CIRAC : L’acception allemande de la „stabilité“ va très loin – si loin qu’on parle le plus souvent de « culture de
la stabilité ». On évoque alors le nom de Walter Eucken… Alors qu’on présente actuellement l’Allemagne
comme «le bon élève » de l’UE, dans une interview accordée au quotidien BILD (06-12-2010), le ministre fédéral des Finances, Wolfgang Schäuble, expliquait : « La politique d’économies budgétaires et la politique économique que nous menons dans le cadre de l’économie sociale de marché génère une bonne croissance et
garantit la stabilité sociale ». Que faut-il entendre par là ?
Patrick Steinpass : „Culture de la stabilité“… cette notion a actuellement le vent en poupe, et je ne peux que
soutenir l’idée qui la sous-tend. Mais j’avoue aussi que cette expression me met mal à l’aise – surtout sous sa
version étendue : « culture de stabilité allemande ». J’y associe immédiatement les qualificatifs de « donneur
de leçon » ou de « meilleur élève » ; or en Allemagne, nous ne sommes – ou peut-être faut-il dire ne sommes
plus – ni l’un ni l’autre.
Il suffit de regarder les faits. En termes de stabilité des prix ou même de dette, l’Allemagne n’a absolument rien
d’exemplaire en Europe. Ces vingt dernières années, le taux de l’inflation a été en moyenne inférieur en France
en comparaison de l’Allemagne. Et il y a quelques années, c’est tout compte fait l’Allemagne (conjointement
avec la France) qui a assoupli le Pacte de stabilité.

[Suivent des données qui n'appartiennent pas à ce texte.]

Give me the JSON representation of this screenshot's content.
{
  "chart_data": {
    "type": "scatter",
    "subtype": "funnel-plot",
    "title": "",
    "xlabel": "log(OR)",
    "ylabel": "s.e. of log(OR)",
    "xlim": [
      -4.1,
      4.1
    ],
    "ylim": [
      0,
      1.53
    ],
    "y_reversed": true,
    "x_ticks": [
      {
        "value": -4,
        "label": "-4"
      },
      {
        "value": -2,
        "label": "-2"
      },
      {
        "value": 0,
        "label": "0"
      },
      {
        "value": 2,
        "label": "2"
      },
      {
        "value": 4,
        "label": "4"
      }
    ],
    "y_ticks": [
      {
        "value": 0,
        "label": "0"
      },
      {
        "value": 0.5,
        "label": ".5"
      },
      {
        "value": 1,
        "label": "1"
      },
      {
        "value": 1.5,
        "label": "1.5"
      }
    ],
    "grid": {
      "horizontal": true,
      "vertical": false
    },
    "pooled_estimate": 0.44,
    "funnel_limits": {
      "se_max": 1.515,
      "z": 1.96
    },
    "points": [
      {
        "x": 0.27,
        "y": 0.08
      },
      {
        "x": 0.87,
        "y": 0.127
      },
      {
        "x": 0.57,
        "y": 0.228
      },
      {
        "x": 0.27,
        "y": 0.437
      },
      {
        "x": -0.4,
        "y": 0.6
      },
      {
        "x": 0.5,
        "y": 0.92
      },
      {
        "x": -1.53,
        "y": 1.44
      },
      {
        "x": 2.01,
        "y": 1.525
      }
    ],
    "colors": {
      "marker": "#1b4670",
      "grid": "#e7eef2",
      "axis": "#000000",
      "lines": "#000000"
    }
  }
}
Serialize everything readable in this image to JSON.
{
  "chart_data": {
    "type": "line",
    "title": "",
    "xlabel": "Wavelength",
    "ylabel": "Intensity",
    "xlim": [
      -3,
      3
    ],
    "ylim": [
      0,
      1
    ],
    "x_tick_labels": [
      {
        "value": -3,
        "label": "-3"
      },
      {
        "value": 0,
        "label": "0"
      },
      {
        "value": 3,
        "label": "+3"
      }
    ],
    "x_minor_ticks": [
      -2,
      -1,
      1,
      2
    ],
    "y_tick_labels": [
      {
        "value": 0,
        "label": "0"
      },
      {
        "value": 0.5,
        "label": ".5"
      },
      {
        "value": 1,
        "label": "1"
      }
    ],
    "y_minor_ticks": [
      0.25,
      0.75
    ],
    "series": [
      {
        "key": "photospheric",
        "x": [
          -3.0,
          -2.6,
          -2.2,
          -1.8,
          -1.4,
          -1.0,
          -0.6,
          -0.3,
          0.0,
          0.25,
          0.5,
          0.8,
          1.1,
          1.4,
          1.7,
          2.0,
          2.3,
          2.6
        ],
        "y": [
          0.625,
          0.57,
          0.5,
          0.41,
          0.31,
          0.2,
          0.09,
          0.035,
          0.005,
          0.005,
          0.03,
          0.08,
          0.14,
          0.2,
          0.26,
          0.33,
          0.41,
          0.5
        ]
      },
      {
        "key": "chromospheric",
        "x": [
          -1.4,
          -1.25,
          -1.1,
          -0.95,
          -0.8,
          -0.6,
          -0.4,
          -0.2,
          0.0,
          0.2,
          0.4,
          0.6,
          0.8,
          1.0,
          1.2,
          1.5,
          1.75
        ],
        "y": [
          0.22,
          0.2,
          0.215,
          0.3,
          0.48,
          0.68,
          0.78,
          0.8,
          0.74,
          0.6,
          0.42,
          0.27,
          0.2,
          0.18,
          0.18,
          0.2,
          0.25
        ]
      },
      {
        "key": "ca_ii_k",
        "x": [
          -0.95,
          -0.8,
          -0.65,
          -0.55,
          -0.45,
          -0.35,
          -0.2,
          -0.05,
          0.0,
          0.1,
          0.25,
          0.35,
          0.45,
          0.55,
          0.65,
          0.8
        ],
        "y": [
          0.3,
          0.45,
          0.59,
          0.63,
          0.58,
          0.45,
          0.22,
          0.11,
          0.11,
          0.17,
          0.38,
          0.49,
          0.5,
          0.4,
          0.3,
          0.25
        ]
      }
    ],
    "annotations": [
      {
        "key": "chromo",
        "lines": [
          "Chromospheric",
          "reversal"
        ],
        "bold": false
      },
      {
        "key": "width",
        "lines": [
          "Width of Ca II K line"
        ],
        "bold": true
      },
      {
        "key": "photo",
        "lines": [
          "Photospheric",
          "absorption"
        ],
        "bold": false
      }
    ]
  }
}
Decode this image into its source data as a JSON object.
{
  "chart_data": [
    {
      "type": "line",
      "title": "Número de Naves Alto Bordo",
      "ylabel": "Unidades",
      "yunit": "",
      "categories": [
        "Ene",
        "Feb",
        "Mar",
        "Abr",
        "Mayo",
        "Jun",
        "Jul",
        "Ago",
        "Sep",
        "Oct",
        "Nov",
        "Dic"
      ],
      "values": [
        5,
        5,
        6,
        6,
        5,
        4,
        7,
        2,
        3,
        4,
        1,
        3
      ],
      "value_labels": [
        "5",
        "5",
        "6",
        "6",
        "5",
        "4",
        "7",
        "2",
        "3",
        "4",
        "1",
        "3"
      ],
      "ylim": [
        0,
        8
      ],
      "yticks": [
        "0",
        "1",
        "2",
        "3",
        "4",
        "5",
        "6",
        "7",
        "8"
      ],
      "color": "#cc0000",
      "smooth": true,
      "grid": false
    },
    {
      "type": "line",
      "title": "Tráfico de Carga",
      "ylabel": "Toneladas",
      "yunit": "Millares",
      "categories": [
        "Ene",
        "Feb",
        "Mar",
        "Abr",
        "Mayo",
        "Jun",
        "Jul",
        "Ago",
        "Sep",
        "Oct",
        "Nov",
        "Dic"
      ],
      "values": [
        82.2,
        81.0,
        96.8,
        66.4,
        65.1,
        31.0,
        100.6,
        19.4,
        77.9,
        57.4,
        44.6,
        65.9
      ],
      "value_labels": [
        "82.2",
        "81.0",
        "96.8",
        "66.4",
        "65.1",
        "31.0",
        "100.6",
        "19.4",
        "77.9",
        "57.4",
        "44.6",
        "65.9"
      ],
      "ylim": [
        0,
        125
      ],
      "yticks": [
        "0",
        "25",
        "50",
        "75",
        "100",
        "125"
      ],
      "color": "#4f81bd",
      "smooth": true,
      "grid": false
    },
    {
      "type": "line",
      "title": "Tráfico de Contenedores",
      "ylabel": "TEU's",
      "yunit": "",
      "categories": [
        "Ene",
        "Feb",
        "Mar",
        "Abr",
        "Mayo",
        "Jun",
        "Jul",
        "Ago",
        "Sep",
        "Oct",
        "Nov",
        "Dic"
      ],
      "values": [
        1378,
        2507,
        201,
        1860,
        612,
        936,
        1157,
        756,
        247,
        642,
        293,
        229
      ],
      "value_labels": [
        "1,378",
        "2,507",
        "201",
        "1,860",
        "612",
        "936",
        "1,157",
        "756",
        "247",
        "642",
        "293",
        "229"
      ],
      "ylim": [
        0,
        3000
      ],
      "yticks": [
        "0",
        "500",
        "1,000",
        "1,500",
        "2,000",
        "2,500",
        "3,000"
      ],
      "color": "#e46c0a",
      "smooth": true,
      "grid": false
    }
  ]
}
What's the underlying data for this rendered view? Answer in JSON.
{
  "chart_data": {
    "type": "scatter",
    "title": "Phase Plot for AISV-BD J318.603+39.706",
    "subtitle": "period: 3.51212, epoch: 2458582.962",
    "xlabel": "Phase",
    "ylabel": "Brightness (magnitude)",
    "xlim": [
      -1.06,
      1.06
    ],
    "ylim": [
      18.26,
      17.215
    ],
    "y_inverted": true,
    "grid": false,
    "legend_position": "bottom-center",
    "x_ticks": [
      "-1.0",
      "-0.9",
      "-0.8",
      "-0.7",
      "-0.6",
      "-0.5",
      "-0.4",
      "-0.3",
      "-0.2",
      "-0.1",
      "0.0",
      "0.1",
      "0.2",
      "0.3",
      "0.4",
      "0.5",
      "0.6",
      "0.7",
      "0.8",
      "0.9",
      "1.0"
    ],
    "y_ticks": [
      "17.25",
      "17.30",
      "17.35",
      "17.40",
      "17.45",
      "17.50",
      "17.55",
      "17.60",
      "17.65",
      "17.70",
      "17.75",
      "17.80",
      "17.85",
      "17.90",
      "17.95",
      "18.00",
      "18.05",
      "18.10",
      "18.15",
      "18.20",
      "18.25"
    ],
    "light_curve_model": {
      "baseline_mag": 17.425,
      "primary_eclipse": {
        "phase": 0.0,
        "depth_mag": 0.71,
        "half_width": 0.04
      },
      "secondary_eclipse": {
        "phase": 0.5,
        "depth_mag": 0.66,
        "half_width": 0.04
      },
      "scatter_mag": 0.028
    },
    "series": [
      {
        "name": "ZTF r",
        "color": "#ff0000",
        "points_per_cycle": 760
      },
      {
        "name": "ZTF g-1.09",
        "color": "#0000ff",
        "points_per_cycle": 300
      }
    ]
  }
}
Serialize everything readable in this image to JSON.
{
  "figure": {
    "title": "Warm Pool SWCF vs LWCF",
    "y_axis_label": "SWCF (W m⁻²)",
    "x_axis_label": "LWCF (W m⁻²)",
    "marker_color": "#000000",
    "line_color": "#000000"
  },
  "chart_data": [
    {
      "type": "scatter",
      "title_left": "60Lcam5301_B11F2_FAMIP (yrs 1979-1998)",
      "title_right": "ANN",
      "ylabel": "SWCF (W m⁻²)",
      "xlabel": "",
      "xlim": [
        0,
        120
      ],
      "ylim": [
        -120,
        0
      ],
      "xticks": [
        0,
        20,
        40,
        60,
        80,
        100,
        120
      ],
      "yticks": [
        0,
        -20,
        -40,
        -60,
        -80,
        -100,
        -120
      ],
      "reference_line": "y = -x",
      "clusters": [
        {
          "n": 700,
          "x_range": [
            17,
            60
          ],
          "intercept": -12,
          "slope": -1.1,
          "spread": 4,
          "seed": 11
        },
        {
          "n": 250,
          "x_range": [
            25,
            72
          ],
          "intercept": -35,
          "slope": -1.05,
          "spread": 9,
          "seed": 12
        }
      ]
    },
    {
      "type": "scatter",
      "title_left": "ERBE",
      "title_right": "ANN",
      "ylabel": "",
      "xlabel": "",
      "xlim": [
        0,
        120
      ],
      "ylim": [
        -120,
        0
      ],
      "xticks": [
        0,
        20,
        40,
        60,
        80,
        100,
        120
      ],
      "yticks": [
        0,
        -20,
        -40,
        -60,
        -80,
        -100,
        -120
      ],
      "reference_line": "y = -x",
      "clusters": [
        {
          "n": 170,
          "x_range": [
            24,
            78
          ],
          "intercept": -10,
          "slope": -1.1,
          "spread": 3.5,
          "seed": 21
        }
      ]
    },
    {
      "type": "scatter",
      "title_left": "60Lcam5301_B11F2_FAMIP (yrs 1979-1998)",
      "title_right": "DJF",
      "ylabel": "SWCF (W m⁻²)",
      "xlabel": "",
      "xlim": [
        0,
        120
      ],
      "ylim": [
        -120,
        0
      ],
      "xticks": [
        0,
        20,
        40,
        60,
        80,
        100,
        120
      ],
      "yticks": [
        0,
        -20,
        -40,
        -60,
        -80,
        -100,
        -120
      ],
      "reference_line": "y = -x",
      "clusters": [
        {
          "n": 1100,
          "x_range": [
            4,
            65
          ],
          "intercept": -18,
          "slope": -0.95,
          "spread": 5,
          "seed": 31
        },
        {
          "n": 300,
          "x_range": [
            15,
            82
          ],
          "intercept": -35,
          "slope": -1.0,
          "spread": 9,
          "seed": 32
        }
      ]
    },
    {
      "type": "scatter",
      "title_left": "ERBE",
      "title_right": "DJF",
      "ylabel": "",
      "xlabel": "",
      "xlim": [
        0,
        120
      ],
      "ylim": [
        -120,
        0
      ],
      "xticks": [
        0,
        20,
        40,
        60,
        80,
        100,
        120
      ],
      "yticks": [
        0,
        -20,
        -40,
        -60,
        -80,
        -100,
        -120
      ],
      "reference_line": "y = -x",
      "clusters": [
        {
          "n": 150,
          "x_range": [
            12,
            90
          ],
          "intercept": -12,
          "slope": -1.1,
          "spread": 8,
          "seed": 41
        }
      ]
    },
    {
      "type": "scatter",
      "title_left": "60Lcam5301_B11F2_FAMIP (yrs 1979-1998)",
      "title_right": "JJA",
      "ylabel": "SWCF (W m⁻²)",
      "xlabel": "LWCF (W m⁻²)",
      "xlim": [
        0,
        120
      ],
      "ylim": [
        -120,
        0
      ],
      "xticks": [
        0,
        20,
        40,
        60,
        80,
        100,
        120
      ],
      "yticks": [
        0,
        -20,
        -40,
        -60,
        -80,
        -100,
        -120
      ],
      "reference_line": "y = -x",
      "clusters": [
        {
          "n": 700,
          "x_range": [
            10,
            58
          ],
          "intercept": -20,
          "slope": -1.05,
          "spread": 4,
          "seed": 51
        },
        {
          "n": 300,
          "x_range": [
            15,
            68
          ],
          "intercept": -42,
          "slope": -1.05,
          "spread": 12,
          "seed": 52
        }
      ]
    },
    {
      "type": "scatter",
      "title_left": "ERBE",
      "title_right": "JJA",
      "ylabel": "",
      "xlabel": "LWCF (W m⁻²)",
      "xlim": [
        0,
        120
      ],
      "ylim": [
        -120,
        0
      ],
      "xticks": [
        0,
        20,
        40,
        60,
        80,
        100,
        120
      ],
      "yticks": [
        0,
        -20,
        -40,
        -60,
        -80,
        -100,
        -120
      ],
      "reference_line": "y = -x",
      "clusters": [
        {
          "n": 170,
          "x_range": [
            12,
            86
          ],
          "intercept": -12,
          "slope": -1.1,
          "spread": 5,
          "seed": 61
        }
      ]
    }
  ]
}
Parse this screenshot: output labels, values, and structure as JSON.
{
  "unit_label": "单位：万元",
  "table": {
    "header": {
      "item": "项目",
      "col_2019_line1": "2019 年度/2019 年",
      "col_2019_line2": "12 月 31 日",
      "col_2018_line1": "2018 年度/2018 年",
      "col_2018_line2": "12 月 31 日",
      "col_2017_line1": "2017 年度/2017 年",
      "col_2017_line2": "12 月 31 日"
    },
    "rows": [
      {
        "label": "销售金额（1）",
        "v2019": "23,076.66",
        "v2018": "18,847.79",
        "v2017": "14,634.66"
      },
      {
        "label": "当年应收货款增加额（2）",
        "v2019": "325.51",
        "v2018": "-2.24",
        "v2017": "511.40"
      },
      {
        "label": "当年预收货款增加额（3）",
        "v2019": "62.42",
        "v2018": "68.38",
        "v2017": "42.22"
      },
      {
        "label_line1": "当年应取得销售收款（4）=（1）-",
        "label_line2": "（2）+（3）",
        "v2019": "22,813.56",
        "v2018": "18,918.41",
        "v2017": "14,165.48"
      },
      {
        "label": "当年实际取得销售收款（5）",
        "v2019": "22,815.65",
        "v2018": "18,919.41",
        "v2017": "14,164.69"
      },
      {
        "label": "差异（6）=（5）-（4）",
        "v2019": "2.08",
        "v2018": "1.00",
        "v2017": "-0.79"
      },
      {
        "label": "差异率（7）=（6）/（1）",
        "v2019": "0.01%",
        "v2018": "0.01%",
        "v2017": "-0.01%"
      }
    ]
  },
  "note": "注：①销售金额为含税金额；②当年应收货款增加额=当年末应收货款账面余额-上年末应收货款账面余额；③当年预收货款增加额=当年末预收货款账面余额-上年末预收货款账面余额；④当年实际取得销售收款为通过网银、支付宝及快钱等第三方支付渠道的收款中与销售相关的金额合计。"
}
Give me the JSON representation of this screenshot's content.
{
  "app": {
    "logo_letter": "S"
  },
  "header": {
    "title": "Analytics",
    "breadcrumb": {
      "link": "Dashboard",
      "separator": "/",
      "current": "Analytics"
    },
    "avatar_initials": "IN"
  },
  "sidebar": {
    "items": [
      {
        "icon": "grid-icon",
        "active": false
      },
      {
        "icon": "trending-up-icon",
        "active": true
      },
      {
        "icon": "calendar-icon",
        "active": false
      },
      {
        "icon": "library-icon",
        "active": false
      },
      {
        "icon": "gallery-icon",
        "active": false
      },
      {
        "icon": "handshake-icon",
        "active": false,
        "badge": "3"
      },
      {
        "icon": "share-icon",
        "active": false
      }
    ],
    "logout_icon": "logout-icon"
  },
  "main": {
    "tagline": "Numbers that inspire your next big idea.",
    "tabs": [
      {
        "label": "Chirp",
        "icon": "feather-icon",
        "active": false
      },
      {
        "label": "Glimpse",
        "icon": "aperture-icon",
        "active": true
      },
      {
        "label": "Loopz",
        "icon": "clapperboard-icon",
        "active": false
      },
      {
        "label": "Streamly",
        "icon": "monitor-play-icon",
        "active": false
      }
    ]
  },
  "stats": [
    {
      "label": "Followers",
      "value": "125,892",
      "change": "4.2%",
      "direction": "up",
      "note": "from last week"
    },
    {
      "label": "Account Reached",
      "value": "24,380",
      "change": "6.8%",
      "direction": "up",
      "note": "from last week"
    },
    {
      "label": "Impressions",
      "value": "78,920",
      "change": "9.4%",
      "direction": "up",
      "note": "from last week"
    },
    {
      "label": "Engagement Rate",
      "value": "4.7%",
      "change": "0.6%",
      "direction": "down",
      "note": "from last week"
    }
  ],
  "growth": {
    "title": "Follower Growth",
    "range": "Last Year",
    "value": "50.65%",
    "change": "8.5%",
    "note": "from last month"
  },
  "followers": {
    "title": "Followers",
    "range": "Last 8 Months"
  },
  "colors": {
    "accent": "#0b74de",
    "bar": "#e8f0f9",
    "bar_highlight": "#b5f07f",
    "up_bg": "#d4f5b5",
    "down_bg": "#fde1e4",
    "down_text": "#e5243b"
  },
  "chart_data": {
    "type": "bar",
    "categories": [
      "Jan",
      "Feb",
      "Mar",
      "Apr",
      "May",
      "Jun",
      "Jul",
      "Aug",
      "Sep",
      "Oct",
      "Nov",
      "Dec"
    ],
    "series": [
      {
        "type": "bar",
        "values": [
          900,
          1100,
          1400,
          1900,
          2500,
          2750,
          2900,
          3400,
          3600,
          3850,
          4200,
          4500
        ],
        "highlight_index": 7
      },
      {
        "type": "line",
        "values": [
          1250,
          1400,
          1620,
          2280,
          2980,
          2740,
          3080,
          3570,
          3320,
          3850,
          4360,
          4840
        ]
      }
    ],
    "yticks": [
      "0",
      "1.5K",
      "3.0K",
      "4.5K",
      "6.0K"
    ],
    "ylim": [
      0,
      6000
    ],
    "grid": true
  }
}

Soit dit en passant, la notion de « culture de la stabilité » n’a pas été forgée par Walter Eucken, mais par un
ancien président de la Bundesbank : Helmut Schlesinger. Il n’en reste pas moins que la « culture de la stabilité »
est intimement liée au concept d’« économie sociale de marché ». Car au fond, cette notion renvoie à une approche partagée par l’ensemble de la société allemande, à savoir que la stabilité monétaire est souhaitable
pour la simple raison qu’elle constitue une condition indispensable pour le développement durable de l’économie et qu’ainsi, dans le même temps, elle garantit la paix sociale.
CIRAC : Si, comme dans les contes, vous pouviez formuler un vœu : quelle démarche conjointe de la France et
de l’Allemagne aurait priorité pour la zone euro ou l’Europe dans le contexte actuel de la crise de l’UE ?
Si je pouvais formuler un vœu, alors celui-ci: L’Allemagne et la France devraient prendre le « leadership » en
Europe. Et ce, au sens le plus noble du terme : oser montrer la voie ; convaincre les partenaires en donnant le
bon exemple ; et, bien sûr, faire preuve de solidarité dans la crise – tout en exigeant avec fermeté de leurs
partenaires qu’ils prennent un nouveau départ.